Mythique comme scène non ? Et ce petit nom de « truite », franchement, ça ne vous fait pas rêver mesdames ???
Bon au moins, maintenant, on sait comment pêcher la truite.
En la paralysant de plaisir. 

 

Bref, vous comprendrez qu’avec un tel passage, ce livre est disqualifié, tout simplement ?!

 

KLEYPAS BAT LOWELL…

 

Un peu d’histoire maintenant ??

Aventure dans les rocheuses :

Outre ce passage, et comme je me dois de vous écrire quelques lignes sur ce livre voilà l’histoire. Il ne se passe rien pendant tout le livre. Willow a perdu ses parents et ses terres pendant la guerre de Sécession. Elle prend ses chevaux avec elle (tout ce qu’il y a de plus pratique) et va dans les Rocheuses à la recherche de son frère Matt.

Comme une femme célibataire risque beaucoup là bas, elle se fait passer pour une femme mariée à la recherche de son mari.

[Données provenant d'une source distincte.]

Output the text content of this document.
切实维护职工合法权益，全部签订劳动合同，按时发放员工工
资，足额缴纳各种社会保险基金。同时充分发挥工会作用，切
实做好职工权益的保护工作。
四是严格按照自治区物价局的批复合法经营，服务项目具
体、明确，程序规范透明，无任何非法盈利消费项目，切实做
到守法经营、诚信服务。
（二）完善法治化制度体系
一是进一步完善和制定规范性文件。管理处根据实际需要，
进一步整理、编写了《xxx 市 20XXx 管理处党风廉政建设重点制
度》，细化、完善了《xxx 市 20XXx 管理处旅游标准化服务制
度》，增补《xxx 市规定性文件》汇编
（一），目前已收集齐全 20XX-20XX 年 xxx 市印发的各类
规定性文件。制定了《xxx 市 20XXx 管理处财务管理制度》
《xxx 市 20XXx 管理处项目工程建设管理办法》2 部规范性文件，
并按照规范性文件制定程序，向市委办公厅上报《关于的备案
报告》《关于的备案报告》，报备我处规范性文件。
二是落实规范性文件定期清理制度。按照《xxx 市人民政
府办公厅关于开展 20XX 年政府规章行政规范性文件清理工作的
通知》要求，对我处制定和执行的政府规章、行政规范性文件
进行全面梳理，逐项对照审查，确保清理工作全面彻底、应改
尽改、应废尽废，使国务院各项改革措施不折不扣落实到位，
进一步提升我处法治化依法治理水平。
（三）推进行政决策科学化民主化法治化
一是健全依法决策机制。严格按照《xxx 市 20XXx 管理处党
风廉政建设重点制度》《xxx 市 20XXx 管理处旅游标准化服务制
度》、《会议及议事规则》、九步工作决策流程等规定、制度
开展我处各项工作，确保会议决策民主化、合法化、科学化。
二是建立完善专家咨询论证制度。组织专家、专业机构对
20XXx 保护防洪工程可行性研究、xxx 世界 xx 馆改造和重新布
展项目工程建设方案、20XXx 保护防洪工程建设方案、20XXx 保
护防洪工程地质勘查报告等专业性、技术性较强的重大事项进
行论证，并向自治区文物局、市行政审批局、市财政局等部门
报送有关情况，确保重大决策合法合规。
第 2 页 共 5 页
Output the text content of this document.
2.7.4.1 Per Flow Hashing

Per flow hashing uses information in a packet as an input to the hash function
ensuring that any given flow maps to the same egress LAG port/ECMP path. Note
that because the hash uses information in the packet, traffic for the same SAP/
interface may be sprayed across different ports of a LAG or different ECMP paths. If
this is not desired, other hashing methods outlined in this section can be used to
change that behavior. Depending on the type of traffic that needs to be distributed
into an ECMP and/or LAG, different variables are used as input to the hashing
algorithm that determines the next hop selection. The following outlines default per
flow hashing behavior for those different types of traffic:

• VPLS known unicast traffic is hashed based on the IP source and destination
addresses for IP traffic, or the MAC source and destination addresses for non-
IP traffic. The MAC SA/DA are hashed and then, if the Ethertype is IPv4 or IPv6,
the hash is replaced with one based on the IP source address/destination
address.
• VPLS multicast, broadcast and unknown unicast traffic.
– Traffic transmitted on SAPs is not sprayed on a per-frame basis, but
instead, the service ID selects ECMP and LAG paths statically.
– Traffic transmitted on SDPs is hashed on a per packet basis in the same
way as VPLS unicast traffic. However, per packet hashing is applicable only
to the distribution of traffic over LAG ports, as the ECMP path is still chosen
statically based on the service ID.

Son guide ? Caleb Black. Le hasard fait bien les choses, lui aussi veut retrouver Matt car il pense que ce dernier à mis en cloque sa petite sœur qui est morte en couche.

Pendant tout le livre ils sont dans les montagnes, sous la pluie, à cheval.  (beaucoup d’actions, donc).

Puis il y a l’épisode de la truite. Echange de bisous, et plus si affinités.

Puis Caleb apprend que Matt est le frère de Willow. (oui elle lui avoue avant de coucher). Caleb est en panique : Mon dieu mais elle va le détester quand il va tuer son frère. Zut mais il ne peut pas ne pas venger sa sœur quand même !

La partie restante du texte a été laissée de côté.